In his life of self-renunciation among
the poorer classes, he had grown accustomed to pity women,--to look
upon them more or less as frail, broken creatures needing help and
support,--sometimes to be loved, but far more often to be despised
and neglected. But Sylvie, Comtesse Hermenstein, was not of these,--
he knew, or thought he knew that she needed nothing. Beauty was
hers, wealth was hers, independence of position was hers; and if she
had given a smile or nod of encouragement, lovers were hers to
command. What was he that he should count himself at all valuable in
her sight, even as the merest friend?
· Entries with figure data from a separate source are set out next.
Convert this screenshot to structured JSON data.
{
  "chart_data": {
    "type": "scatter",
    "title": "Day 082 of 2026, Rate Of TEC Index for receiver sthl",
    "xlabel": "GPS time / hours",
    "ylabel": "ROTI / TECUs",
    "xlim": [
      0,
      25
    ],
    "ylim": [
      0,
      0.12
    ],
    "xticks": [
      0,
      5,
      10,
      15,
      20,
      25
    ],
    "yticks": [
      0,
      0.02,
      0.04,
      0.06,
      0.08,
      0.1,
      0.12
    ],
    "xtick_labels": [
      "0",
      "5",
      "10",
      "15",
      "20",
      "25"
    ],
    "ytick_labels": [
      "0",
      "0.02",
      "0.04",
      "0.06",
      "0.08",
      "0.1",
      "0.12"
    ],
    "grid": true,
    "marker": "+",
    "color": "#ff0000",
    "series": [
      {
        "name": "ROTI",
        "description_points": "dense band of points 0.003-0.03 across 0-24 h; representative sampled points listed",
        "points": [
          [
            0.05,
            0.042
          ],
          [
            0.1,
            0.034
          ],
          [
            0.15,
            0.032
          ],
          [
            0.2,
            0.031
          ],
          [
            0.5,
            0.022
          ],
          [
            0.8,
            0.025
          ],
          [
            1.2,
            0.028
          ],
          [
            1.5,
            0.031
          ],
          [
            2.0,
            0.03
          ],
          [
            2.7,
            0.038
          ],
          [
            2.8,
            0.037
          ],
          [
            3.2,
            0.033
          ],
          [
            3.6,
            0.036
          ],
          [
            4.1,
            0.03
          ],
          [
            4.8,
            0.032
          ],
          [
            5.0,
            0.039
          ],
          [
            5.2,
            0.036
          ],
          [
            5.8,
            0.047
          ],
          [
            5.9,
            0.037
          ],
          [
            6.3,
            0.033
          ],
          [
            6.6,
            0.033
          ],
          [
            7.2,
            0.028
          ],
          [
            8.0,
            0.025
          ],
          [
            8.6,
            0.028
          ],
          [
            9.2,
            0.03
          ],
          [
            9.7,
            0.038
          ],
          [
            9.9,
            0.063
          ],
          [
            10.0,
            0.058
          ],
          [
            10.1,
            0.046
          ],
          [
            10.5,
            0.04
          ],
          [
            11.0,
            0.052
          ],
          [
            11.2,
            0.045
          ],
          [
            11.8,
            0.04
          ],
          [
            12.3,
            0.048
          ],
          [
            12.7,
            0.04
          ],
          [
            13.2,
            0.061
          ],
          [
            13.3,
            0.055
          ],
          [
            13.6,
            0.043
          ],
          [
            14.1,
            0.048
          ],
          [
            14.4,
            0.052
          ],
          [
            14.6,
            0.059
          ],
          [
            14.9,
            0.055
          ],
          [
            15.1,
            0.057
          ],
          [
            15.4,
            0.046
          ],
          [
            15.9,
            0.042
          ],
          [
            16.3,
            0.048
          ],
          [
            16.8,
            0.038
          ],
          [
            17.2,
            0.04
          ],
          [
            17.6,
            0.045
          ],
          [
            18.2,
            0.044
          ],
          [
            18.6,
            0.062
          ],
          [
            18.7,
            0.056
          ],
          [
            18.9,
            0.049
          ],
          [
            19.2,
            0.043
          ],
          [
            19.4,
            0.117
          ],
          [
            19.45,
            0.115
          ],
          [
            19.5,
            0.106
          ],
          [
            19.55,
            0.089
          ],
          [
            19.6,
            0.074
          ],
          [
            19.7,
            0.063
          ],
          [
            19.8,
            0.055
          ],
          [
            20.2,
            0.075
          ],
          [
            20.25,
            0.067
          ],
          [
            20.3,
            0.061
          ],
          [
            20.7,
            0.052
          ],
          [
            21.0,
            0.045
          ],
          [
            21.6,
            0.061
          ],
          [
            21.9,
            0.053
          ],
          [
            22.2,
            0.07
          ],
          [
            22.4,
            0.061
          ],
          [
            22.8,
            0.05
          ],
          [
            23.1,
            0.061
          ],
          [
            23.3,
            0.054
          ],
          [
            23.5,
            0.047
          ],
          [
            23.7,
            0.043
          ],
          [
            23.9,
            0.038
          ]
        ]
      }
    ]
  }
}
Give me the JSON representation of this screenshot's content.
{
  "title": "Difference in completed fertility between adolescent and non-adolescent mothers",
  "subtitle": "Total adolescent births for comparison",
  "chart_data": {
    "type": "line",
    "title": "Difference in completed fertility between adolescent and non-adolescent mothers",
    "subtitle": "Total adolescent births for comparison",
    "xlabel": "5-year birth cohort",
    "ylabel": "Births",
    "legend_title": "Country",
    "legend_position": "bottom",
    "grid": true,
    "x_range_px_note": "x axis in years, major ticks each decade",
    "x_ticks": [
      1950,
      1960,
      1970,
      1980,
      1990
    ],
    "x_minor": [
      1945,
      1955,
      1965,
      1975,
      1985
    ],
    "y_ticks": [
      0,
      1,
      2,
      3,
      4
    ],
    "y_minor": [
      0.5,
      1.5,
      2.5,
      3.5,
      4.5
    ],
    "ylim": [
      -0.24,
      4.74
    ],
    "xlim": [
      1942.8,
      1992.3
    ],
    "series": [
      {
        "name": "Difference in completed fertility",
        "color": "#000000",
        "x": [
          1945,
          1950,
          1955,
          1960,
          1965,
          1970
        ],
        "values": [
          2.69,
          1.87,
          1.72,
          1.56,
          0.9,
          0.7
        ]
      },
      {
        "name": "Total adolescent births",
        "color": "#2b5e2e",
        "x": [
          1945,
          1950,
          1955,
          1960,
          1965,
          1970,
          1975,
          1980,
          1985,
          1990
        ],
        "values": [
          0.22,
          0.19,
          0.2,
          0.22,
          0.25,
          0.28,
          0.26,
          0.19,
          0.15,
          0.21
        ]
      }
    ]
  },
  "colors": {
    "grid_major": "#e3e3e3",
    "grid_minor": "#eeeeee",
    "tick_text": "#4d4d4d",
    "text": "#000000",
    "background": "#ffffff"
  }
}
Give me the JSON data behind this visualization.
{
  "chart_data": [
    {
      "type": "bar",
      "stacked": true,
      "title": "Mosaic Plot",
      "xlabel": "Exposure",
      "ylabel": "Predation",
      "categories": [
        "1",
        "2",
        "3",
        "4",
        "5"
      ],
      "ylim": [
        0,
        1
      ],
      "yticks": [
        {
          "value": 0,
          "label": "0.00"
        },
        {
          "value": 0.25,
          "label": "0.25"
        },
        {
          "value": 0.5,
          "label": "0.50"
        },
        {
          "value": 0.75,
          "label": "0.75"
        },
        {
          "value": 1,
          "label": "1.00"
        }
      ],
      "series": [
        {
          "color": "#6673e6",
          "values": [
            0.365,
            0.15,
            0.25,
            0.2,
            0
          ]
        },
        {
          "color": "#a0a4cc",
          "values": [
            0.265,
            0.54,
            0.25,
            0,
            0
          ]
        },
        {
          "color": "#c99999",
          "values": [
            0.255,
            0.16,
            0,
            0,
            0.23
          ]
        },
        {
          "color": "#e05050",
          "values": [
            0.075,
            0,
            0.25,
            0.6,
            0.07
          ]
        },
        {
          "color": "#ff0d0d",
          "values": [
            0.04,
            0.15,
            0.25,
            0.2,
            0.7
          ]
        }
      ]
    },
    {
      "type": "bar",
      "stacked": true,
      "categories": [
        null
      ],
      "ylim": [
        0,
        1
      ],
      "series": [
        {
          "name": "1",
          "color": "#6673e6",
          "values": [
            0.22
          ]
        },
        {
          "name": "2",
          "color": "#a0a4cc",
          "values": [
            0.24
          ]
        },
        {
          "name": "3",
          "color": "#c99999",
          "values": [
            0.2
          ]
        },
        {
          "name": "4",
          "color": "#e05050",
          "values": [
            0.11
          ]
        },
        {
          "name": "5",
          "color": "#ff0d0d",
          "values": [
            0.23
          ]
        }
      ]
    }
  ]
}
These despondent thoughts were
doubly embittered by the immense scorn he now entertained for
himself that he should have been such a fool as to listen for a
moment to the silly and malignant gossip circulated among the
envious concerning a woman who was admittedly the superior of those
who calumniated her. For clearest logic shows that wherever
superiority exists, inferiority rises up in opposition, and the
lower endeavours to drag the higher down. Such vague reflections,
coursing rapidly through his, brain, gave him an air of
embarrassment and awkwardness not by any means common to him, as he
advanced, and Sylvie, half rising from her chair, greeted him in her
turn with a little touch of shyness which sent a wave of soft colour
over her face, and made her look ten times prettier than ever.